= Marie Marguerite Bihéron =

French artist (1719–1795)

Marie Marguerite Bihéron (17 November 1719 – 18 June 1795) (also known as Marie Catherine Bihéron) was a French anatomist, known for her medical illustrations and wax figure models.

== Biography ==
Bihéron was the daughter of a French apothecary, born in 1719. She studied illustration at the Jardin du Roi and with Madeleine Basseporte, of whom little is known outside of her anatomical drawings, and the memoirs of contemporaries.

To procure bodies for her anatomical studies, Bihéron was forced to have them stolen from the military. Frustrated with their rapid putrefaction, and at the suggestion of Basseporte, Bihéron turned her skills towards anatomical wax modeling, becoming a leading and highly recognized practitioner of this art.

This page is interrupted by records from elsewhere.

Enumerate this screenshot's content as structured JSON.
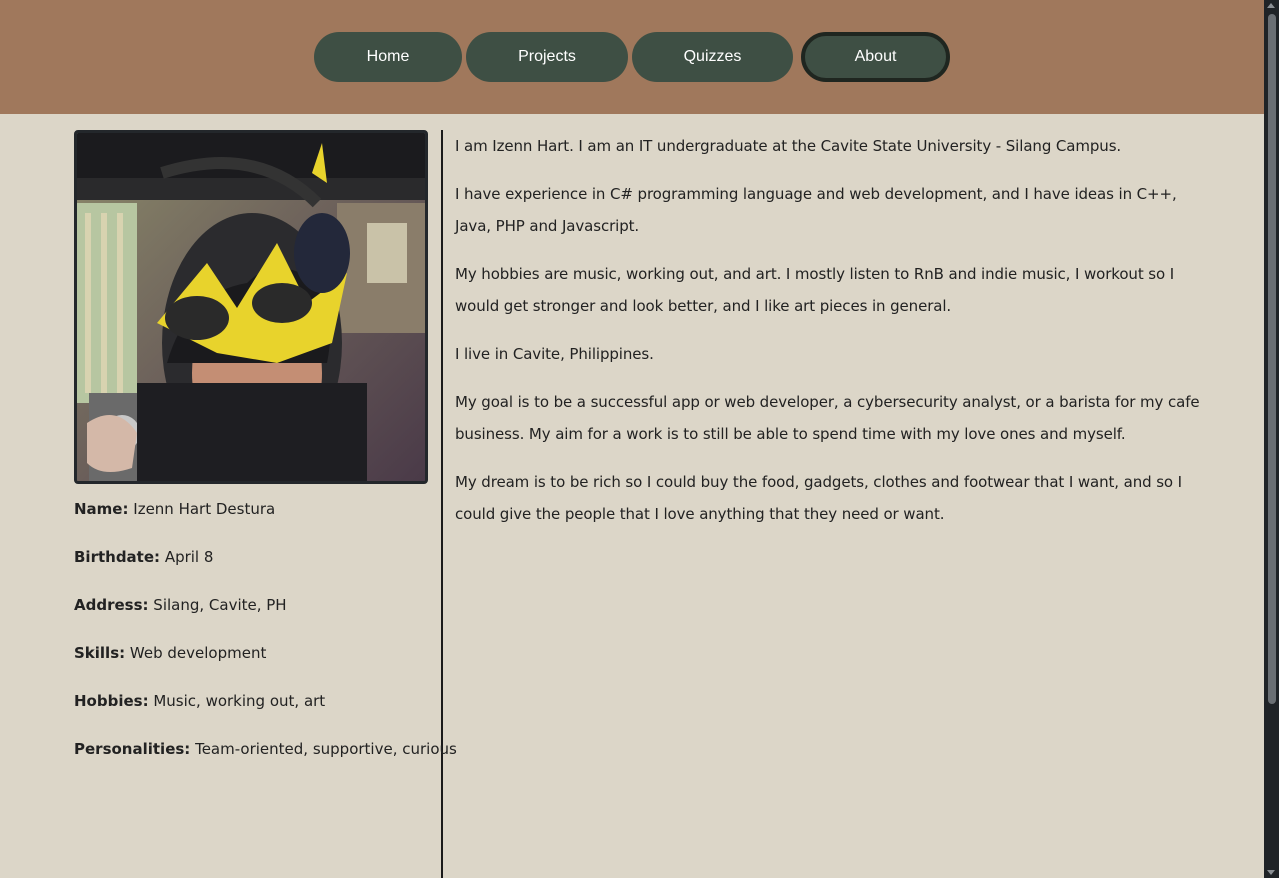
{
  "nav": {
    "home": "Home",
    "projects": "Projects",
    "quizzes": "Quizzes",
    "about": "About",
    "active": "About"
  },
  "profile": {
    "photo_icon": "profile-photo",
    "name_label": "Name:",
    "name_value": "Izenn Hart Destura",
    "birthdate_label": "Birthdate:",
    "birthdate_value": "April 8",
    "address_label": "Address:",
    "address_value": "Silang, Cavite, PH",
    "skills_label": "Skills:",
    "skills_value": "Web development",
    "hobbies_label": "Hobbies:",
    "hobbies_value": "Music, working out, art",
    "personalities_label": "Personalities:",
    "personalities_value": "Team-oriented, supportive, curious"
  },
  "about": {
    "p1": "I am Izenn Hart. I am an IT undergraduate at the Cavite State University - Silang Campus.",
    "p2": "I have experience in C# programming language and web development, and I have ideas in C++, Java, PHP and Javascript.",
    "p3": "My hobbies are music, working out, and art. I mostly listen to RnB and indie music, I workout so I would get stronger and look better, and I like art pieces in general.",
    "p4": "I live in Cavite, Philippines.",
    "p5": "My goal is to be a successful app or web developer, a cybersecurity analyst, or a barista for my cafe business. My aim for a work is to still be able to spend time with my love ones and myself.",
    "p6": "My dream is to be rich so I could buy the food, gadgets, clothes and footwear that I want, and so I could give the people that I love anything that they need or want."
  },
  "colors": {
    "header_bg": "#a0785c",
    "nav_btn": "#3e4f44",
    "page_bg": "#dcd6c8"
  }
}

The famous physician Villoisin and the scholar Jussieu were impressed, and both promoted her work. In 1759, Jean Morand invited her to present her work to the Academie Royale des Sciences. She was invited again in 1770, to demonstrate an innovative, very detailed and lifelike model of a pregnant woman, complete with moveable parts and fetuses. In 1771 she presented to the Academie Royale for the third time, this time presenting her models to the visiting crown prince of Sweden, Gustavus of Sweden.

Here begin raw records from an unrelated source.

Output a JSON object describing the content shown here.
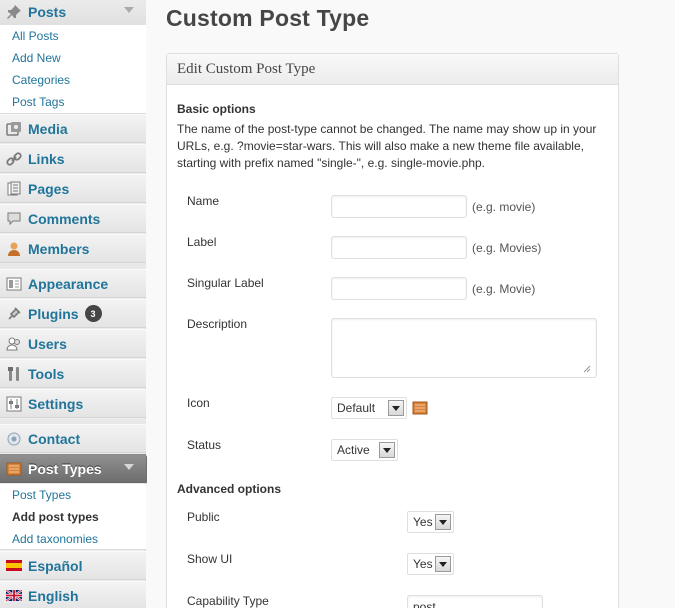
{
  "sidebar": {
    "posts": {
      "label": "Posts",
      "items": [
        "All Posts",
        "Add New",
        "Categories",
        "Post Tags"
      ]
    },
    "menu": {
      "media": "Media",
      "links": "Links",
      "pages": "Pages",
      "comments": "Comments",
      "members": "Members",
      "appearance": "Appearance",
      "plugins": "Plugins",
      "plugins_badge": "3",
      "users": "Users",
      "tools": "Tools",
      "settings": "Settings",
      "contact": "Contact",
      "post_types": "Post Types",
      "espanol": "Español",
      "english": "English"
    },
    "post_types_items": [
      "Post Types",
      "Add post types",
      "Add taxonomies"
    ]
  },
  "page": {
    "title": "Custom Post Type",
    "box_title": "Edit Custom Post Type",
    "basic_title": "Basic options",
    "intro": "The name of the post-type cannot be changed. The name may show up in your URLs, e.g. ?movie=star-wars. This will also make a new theme file available, starting with prefix named \"single-\", e.g. single-movie.php.",
    "fields": {
      "name_label": "Name",
      "name_value": "",
      "name_hint": "(e.g. movie)",
      "label_label": "Label",
      "label_value": "",
      "label_hint": "(e.g. Movies)",
      "singular_label": "Singular Label",
      "singular_value": "",
      "singular_hint": "(e.g. Movie)",
      "description_label": "Description",
      "description_value": "",
      "icon_label": "Icon",
      "icon_value": "Default",
      "status_label": "Status",
      "status_value": "Active"
    },
    "advanced_title": "Advanced options",
    "advanced": {
      "public_label": "Public",
      "public_value": "Yes",
      "showui_label": "Show UI",
      "showui_value": "Yes",
      "capability_label": "Capability Type",
      "capability_value": "post"
    }
  },
  "colors": {
    "link": "#21759b",
    "active_menu": "#6e6e6e",
    "icon_box": "#c77a2d"
  }
}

Her models achieved international renown, both because of their great anatomical accuracy and lifelikeness, and because she apparently had a method of making wax models that did not melt. Jakob Jonas Björnståhl wrote to Carl Linnaeus, that:
 Björnståhl has witnessed an anatomical miracle. Marie Catherine Biheron[+] makes models of parts of the body that are absolutely lifelike. And they do not break. She does not reveal what material they are made of, although it seems as if they were made of wax mixed with something. All parts are correctly named in Latin and Greek. She has studied this art for more than 20 years. The King of Denmark Christian VII is one of her customers. She sends her respects to Linnaeus.

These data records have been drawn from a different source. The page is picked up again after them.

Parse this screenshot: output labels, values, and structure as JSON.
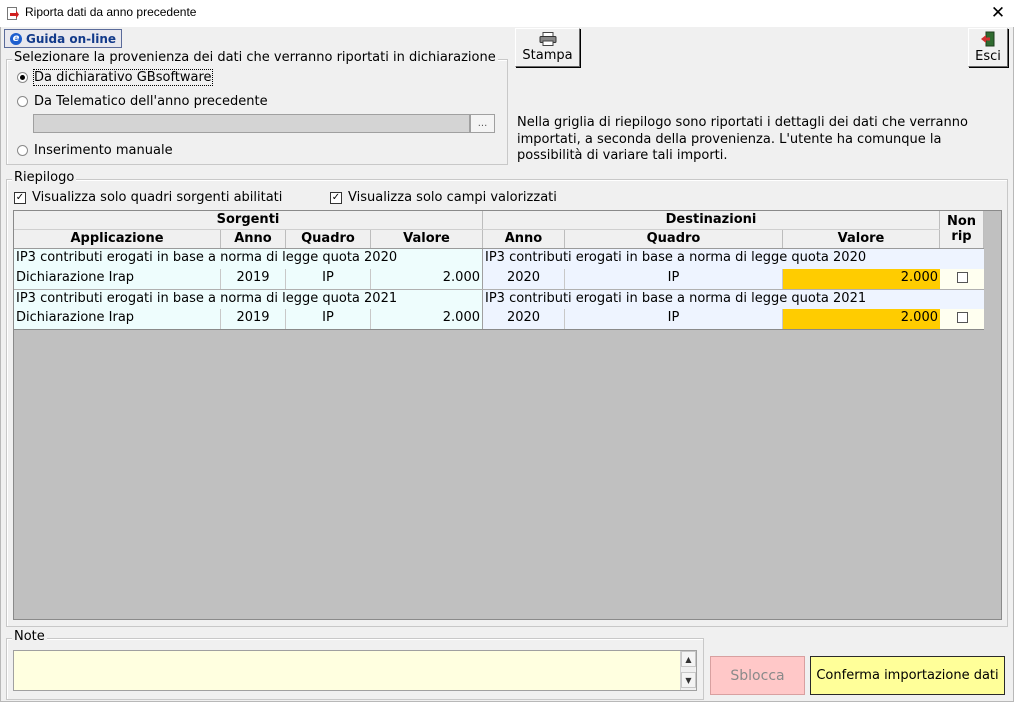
{
  "window": {
    "title": "Riporta dati da anno precedente",
    "close_label": "✕"
  },
  "toolbar": {
    "guida_label": "Guida on-line",
    "stampa_label": "Stampa",
    "esci_label": "Esci"
  },
  "provenance": {
    "legend": "Selezionare la provenienza dei dati che verranno riportati in dichiarazione",
    "options": [
      {
        "label": "Da dichiarativo GBsoftware",
        "selected": true
      },
      {
        "label": "Da Telematico dell'anno precedente",
        "selected": false
      },
      {
        "label": "Inserimento manuale",
        "selected": false
      }
    ],
    "file_button": "..."
  },
  "info": {
    "text": "Nella griglia di riepilogo sono riportati i dettagli dei dati che verranno importati, a seconda della provenienza. L'utente ha comunque la possibilità di variare tali importi."
  },
  "riepilogo": {
    "legend": "Riepilogo",
    "check_sorgenti": "Visualizza solo quadri sorgenti abilitati",
    "check_campi": "Visualizza solo campi valorizzati",
    "check_mark": "✓"
  },
  "grid": {
    "group_sorgenti": "Sorgenti",
    "group_destinazioni": "Destinazioni",
    "col_applicazione": "Applicazione",
    "col_anno": "Anno",
    "col_quadro": "Quadro",
    "col_valore": "Valore",
    "col_nonrip_1": "Non",
    "col_nonrip_2": "rip",
    "rows": [
      {
        "src_desc": "IP3 contributi erogati in base a norma di legge quota 2020",
        "dst_desc": "IP3 contributi erogati in base a norma di legge quota 2020",
        "applicazione": "Dichiarazione Irap",
        "src_anno": "2019",
        "src_quadro": "IP",
        "src_valore": "2.000",
        "dst_anno": "2020",
        "dst_quadro": "IP",
        "dst_valore": "2.000"
      },
      {
        "src_desc": "IP3 contributi erogati in base a norma di legge quota 2021",
        "dst_desc": "IP3 contributi erogati in base a norma di legge quota 2021",
        "applicazione": "Dichiarazione Irap",
        "src_anno": "2019",
        "src_quadro": "IP",
        "src_valore": "2.000",
        "dst_anno": "2020",
        "dst_quadro": "IP",
        "dst_valore": "2.000"
      }
    ]
  },
  "note": {
    "legend": "Note",
    "value": ""
  },
  "footer": {
    "sblocca_label": "Sblocca",
    "conferma_label": "Conferma importazione dati"
  }
}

Because the Academie did not support women, Bihéron had to earn a living privately, by exhibiting and selling her models, as well as by teaching. She moved to England, because women were not permitted to teach anatomy in France. Among her students was John Hunter, a Scottish doctor who greatly advanced the field of surgery — Bihéron's anatomical lessons were critical to his study, and some of the illustrations in his book were likely Bihéron's. Diderot was also apparently one of her anatomy students.

Bihéron also earned money by selling her models. The King of Denmark was one customer, and Empress Catherine II of Russia another; the latter purchasing Bihéron's complete set of anatomical models. Exhibitions included a 1761 exhibition, advertised by her pamphlet "Artificial Anatomy", proposing to show the body in "greatest precision", including internal organs, which could be manipulated—Bihéron permitted viewing at her home on the Vieille Estrapade near the Rue des Poules, beginning on 13 May 1761, and continued for some time.